Bakanın birinin getirdiğini diğeri beğenmedi, biri değiştirdi, öteki geri getirdi. Bir örnek vermek gerekirse Liselere Geçiş sınavı on altı yılda OKS'den LGS'ye, LGS'den SBS'ye, SBS'den TEOG'a, TEOG'dan tekrar LGS'ye yaşananlar sadece bir politik iktidarın kör inançlarının, bilim dışılığının eseridir. Benzer bir durum eğitim programlarında, müfredatlarda yapılan değişikliklerde de görülmektedir. On altı yılda "İstikrar var." diyorsunuz ama eğitimde o istikrar bir türlü yakalanmadı. Eğitimde istikrarlı olduğunuz alanlarda yok değil. Yandaş kayırmada çok istikrarlısınız. Liyakati göz ardı etmede çok istikrarlısınız. Eğitim işinin temeli öğretmendir. Öğretmenleri huzursuz, mutsuz olan bir eğitim sisteminde başarıyı yakalamak mümkün değildir. Öğretmenlere 3600 sözü verdiniz, hâlâ ortada yok. Sözleşmeli öğretmenliği bir bakan getirdi, diğeri kaldırdı, diğeri yine getirdi, siz 4+2 'yi, 3+1 yaptınız. Sizden önceki Sayın Bakan sözleşmeli öğretmenlere "ya işiniz, ya eşiniz" diyecek kadar işi ileri götürdü. 4+2'den 3+1 'e geçtik. Konut projesi gibi. Öğretmenlerin eş durumunu tayinlerini bile yapamayan Bakanlık oldunuz. Öğretmen öğretmendir, öğretmenin sözleşmelisi, kadrolusu, ücretlisi olmaz, olmamalıdır.

Bir diğer nokta, mülakatla öğretmen alımı. Mülakatlarda saçma sapan sorular sorulduğu basına yansıdı. Türkiye'de maalesef mülakat varsa liyakat değerlendirme dışı tutuluyor. Mülakatla öğretmen alımına son vermeliyiz.

23 Ekim'de Eğitimde 2023 Vizyonunu açıkladınız. "Liyakat" dediniz, "ehliyet" dediniz. Bunu başarabilirseniz tarihe geçersiniz. Ama ehliyet diyen, liyakat diyen siz bile Mesleki ve Teknik Eğitim Genel Müdürlüğüne bir çocuk cerrahını atadınız. Sayın Genel Müdürü ben tanımam, ismi bile aklımda değil ama çocuk cerrahisi nere, mesleki ve teknik eğitim nere.
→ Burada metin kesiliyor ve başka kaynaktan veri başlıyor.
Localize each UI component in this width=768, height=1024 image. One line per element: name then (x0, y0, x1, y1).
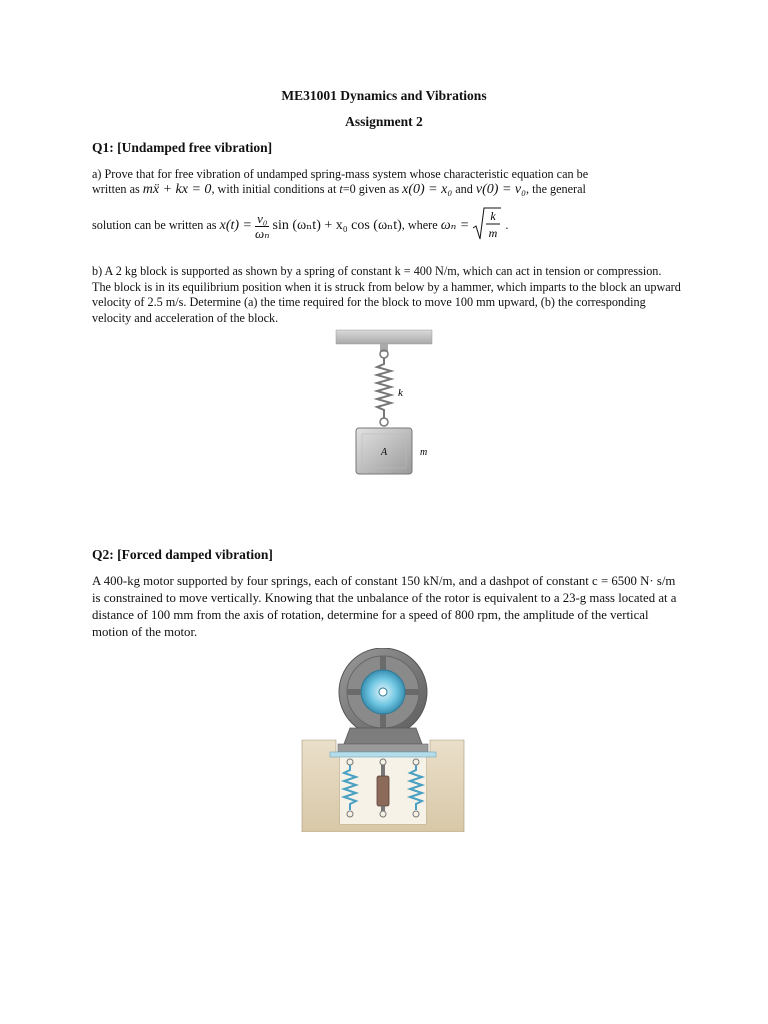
v0-over-omega-fraction (255, 212, 269, 241)
period: . (505, 217, 509, 232)
q1-part-a-line2 (92, 182, 586, 198)
mass-label: m (420, 447, 428, 458)
q2-heading: Q2: [Forced damped vibration] (92, 547, 273, 562)
t0-text: =0 given as (342, 182, 400, 196)
assignment-title: Assignment 2 (345, 114, 423, 129)
course-title: ME31001 Dynamics and Vibrations (281, 88, 487, 103)
dashpot-bottom-rod (381, 806, 385, 811)
support-beam (330, 752, 436, 757)
mounting-plate (338, 744, 428, 752)
fraction-numerator: v₀ (255, 212, 269, 227)
initial-condition-v: v(0) = v₀ (475, 182, 526, 197)
ceiling-support (336, 330, 432, 344)
bottom-hook-icon (380, 418, 388, 426)
sqrt-denominator: m (488, 226, 498, 240)
solution-intro: solution can be written as (92, 217, 217, 232)
fraction-denominator: ωₙ (255, 225, 270, 241)
sqrt-numerator: k (490, 209, 496, 223)
initial-condition-x: x(0) = x₀ (402, 182, 453, 197)
spring-mass-figure (330, 328, 450, 478)
block-label: A (380, 447, 388, 458)
q2-body: A 400-kg motor supported by four springs, each of constant 150 kN/m, and a dashpot of constant c = 6500 N· s/m is constrained to move vertically. Knowing that the unbalance of the rotor is equivalent to a 23-g mass located at a distance of 100 mm from the axis of rotation, determine for a speed of 800 rpm, the amplitude of the vertical motion of the motor. (92, 574, 677, 639)
rotor-axis-icon (379, 688, 387, 696)
with-ic-text: , with initial conditions at (211, 182, 337, 196)
spring-icon (377, 358, 391, 418)
q1-solution-line (92, 206, 508, 246)
solution-rhs: sin (ωₙt) + x₀ cos (ωₙt) (272, 217, 402, 233)
spring-label: k (398, 387, 403, 399)
q1-part-a-line1: a) Prove that for free vibration of undamped spring-mass system whose characteristic equation can be (92, 167, 589, 181)
characteristic-equation: mẍ + kx = 0 (142, 182, 212, 197)
q1-part-b: b) A 2 kg block is supported as shown by a spring of constant k = 400 N/m, which can act in tension or compression. The block is in its equilibrium position when it is struck from below by a hammer, which imparts to the block an upward velocity of 2.5 m/s. Determine (a) the time required for the block to move 100 mm upward, (b) the corresponding velocity and acceleration of the block. (92, 264, 681, 325)
motor-base (344, 728, 422, 744)
written-as-text: written as (92, 182, 140, 196)
general-text: , the general (526, 182, 586, 196)
t-symbol: t (339, 182, 343, 196)
motor-figure (300, 648, 466, 832)
and-text: and (455, 182, 473, 196)
q1-heading: Q1: [Undamped free vibration] (92, 140, 273, 155)
where-text: , where (401, 217, 438, 232)
solution-lhs: x(t) = (219, 217, 252, 233)
omega-n-lhs: ωₙ = (440, 217, 470, 233)
sqrt-icon (472, 206, 502, 242)
dashpot-rod (381, 765, 385, 777)
sqrt-k-over-m (472, 206, 502, 246)
dashpot-icon (377, 776, 389, 806)
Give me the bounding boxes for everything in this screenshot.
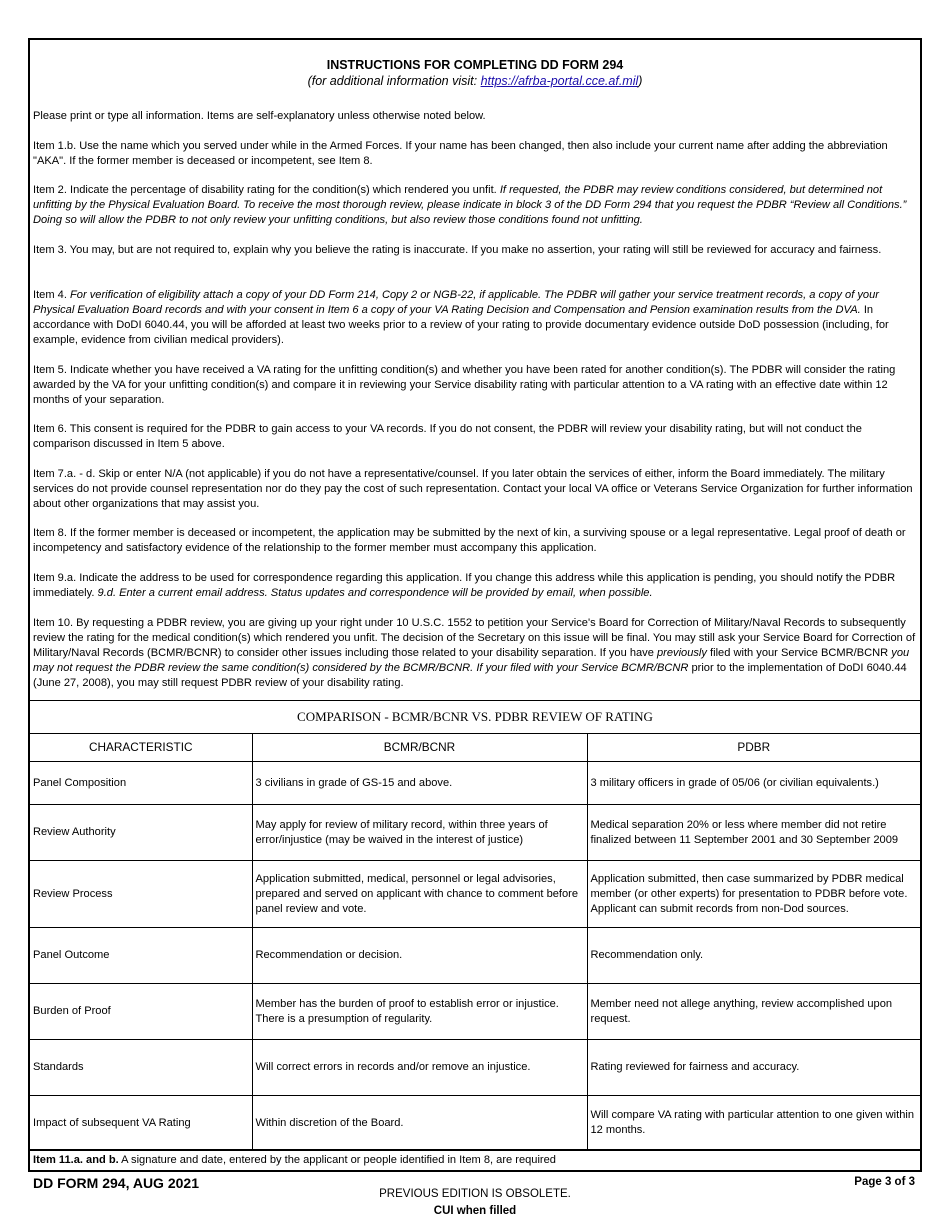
row-bcmr-value: 3 civilians in grade of GS-15 and above. [252, 762, 587, 805]
item-8-paragraph: Item 8. If the former member is deceased or incompetent, the application may be submitted by the next of kin, a surviving spouse or a legal representative. Legal proof of death or incompetency and satisfactory evidence of the relationship to the former member must accompany this application. [33, 527, 906, 554]
item-10-italic-b: previously [657, 647, 707, 659]
item-11-text: A signature and date, entered by the applicant or people identified in Item 8, are required [118, 1154, 556, 1166]
row-characteristic: Panel Composition [30, 762, 252, 805]
table-row [30, 984, 920, 1040]
item-10-italic-d: you may not request the PDBR review the same condition(s) considered by the BCMR/BCNR. If your filed with your Service BCMR/BCNR [33, 647, 910, 674]
item-9-text: Item 9.a. Indicate the address to be used for correspondence regarding this application. If you change this address while this application is pending, you should notify the PDBR immediately. [33, 572, 896, 599]
item-5-paragraph: Item 5. Indicate whether you have received a VA rating for the unfitting condition(s) and whether you have been rated for another condition(s). The PDBR will consider the rating awarded by the VA for your unfitting condition(s) and compare it in reviewing your Service disability rating with particular attention to a VA rating with an effective date within 12 months of your separation. [33, 364, 896, 406]
row-pdbr-value: 3 military officers in grade of 05/06 (or civilian equivalents.) [587, 762, 920, 805]
table-row [30, 928, 920, 984]
column-header-characteristic: CHARACTERISTIC [30, 734, 252, 762]
obsolete-notice: PREVIOUS EDITION IS OBSOLETE. [379, 1188, 571, 1200]
item-4-italic-text: For verification of eligibility attach a copy of your DD Form 214, Copy 2 or NGB-22, if applicable. The PDBR will gather your service treatment records, a copy of your Physical Evaluation Board records and with your consent in Item 6 a copy of your VA Rating Decision and Compensation and Pension examination results from the DVA. [33, 289, 879, 316]
page-subtitle [30, 74, 920, 88]
row-pdbr-value: Member need not allege anything, review accomplished upon request. [587, 984, 920, 1040]
form-frame [28, 38, 922, 1172]
subtitle-prefix: (for additional information visit: [307, 74, 481, 88]
table-row [30, 762, 920, 805]
row-bcmr-value: May apply for review of military record, within three years of error/injustice (may be waived in the interest of justice) [252, 805, 587, 861]
row-pdbr-value: Application submitted, then case summarized by PDBR medical member (or other experts) for presentation to PDBR before vote. Applicant can submit records from non-Dod sources. [587, 861, 920, 928]
row-pdbr-value: Recommendation only. [587, 928, 920, 984]
item-10-text-a: Item 10. By requesting a PDBR review, you are giving up your right under 10 U.S.C. 1552 to petition your Service's Board for Correction of Military/Naval Records to subsequently review the rating for the medical condition(s) which rendered you unfit. The decision of the Secretary on this issue will be final. You may still ask your Service Board for Correction of Military/Naval Records (BCMR/BCNR) to consider other issues including those related to your disability separation. If you have [33, 617, 916, 659]
subtitle-suffix: ) [638, 74, 643, 88]
item-2-paragraph [33, 183, 921, 228]
intro-paragraph: Please print or type all information. Items are self-explanatory unless otherwise noted below. [33, 110, 486, 122]
item-9-italic-text: 9.d. Enter a current email address. Status updates and correspondence will be provided by email, when possible. [97, 587, 653, 599]
column-header-bcmr: BCMR/BCNR [252, 734, 587, 762]
item-10-text-e: prior to the implementation of DoDI 6040.44 (June 27, 2008), you may still request PDBR review of your disability rating. [33, 662, 907, 689]
item-6-paragraph: Item 6. This consent is required for the PDBR to gain access to your VA records. If you do not consent, the PDBR will review your disability rating, but will not conduct the comparison discussed in Item 5 above. [33, 423, 862, 450]
item-11-label: Item 11.a. and b. [33, 1154, 119, 1166]
afrba-portal-link[interactable]: https://afrba-portal.cce.af.mil [480, 74, 639, 88]
item-3-paragraph: Item 3. You may, but are not required to, explain why you believe the rating is inaccurate. If you make no assertion, your rating will still be reviewed for accuracy and fairness. [33, 244, 882, 256]
row-characteristic: Review Authority [30, 805, 252, 861]
table-row [30, 805, 920, 861]
item-10-paragraph [33, 616, 921, 691]
row-pdbr-value: Medical separation 20% or less where member did not retire finalized between 11 September 2001 and 30 September 2009 [587, 805, 920, 861]
row-characteristic: Panel Outcome [30, 928, 252, 984]
table-row [30, 861, 920, 928]
row-bcmr-value: Recommendation or decision. [252, 928, 587, 984]
row-bcmr-value: Within discretion of the Board. [252, 1096, 587, 1151]
item-9-paragraph [33, 571, 921, 601]
row-bcmr-value: Member has the burden of proof to establish error or injustice. There is a presumption of regularity. [252, 984, 587, 1040]
row-characteristic: Standards [30, 1040, 252, 1096]
row-bcmr-value: Will correct errors in records and/or remove an injustice. [252, 1040, 587, 1096]
page-number: Page 3 of 3 [854, 1176, 915, 1188]
table-row [30, 1040, 920, 1096]
cui-marking: CUI when filled [433, 1205, 517, 1217]
comparison-heading: COMPARISON - BCMR/BCNR VS. PDBR REVIEW OF RATING [30, 700, 920, 733]
item-4-paragraph [33, 288, 921, 348]
row-characteristic: Impact of subsequent VA Rating [30, 1096, 252, 1151]
row-bcmr-value: Application submitted, medical, personnel or legal advisories, prepared and served on applicant with chance to comment before panel review and vote. [252, 861, 587, 928]
comparison-table [30, 733, 920, 1151]
column-header-pdbr: PDBR [587, 734, 920, 762]
item-10-text-c: filed with your Service BCMR/BCNR [706, 647, 892, 659]
instructions-section [30, 40, 920, 700]
form-identifier: DD FORM 294, AUG 2021 [33, 1175, 199, 1191]
item-11-note [30, 1149, 920, 1170]
item-2-text: Item 2. Indicate the percentage of disability rating for the condition(s) which rendered you unfit. [33, 184, 500, 196]
row-characteristic: Review Process [30, 861, 252, 928]
item-4-prefix: Item 4. [33, 289, 70, 301]
page-title: INSTRUCTIONS FOR COMPLETING DD FORM 294 [326, 58, 624, 72]
item-2-italic-text: If requested, the PDBR may review conditions considered, but determined not unfitting by the Physical Evaluation Board. To receive the most thorough review, please indicate in block 3 of the DD Form 294 that you request the PDBR “Review all Conditions.” Doing so will allow the PDBR to not only review your unfitting conditions, but also review those conditions found not unfitting. [33, 184, 907, 226]
item-7-paragraph: Item 7.a. - d. Skip or enter N/A (not applicable) if you do not have a representative/counsel. If you later obtain the services of either, inform the Board immediately. The military services do not provide counsel representation nor do they pay the cost of such representation. Contact your local VA office or Veterans Service Organization for further information about other organizations that may assist you. [33, 468, 913, 510]
table-row [30, 1096, 920, 1151]
table-header-row [30, 734, 920, 762]
item-1b-paragraph: Item 1.b. Use the name which you served under while in the Armed Forces. If your name has been changed, then also include your current name after adding the abbreviation "AKA". If the former member is deceased or incompetent, see Item 8. [33, 140, 888, 167]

Ehliyet ve liyakat vurgusu yapıyorsunuz güzel ama on altı yıl boyunca Millî Eğitimde, şube müdürlüğünde, öğretmenlikte, müfettişlikte, şeflikte mülakat yaptınız ve bir sendikayı, sendika üyelerini açıkça kayırdınız. Bir sendikaya üye olmayı Bakanlıkta yükselme kriteri hâline getirdiniz.

Sayın Bakan; bir Hükümet, Bakanlık liseler arasında ayrım yapmamalıdır.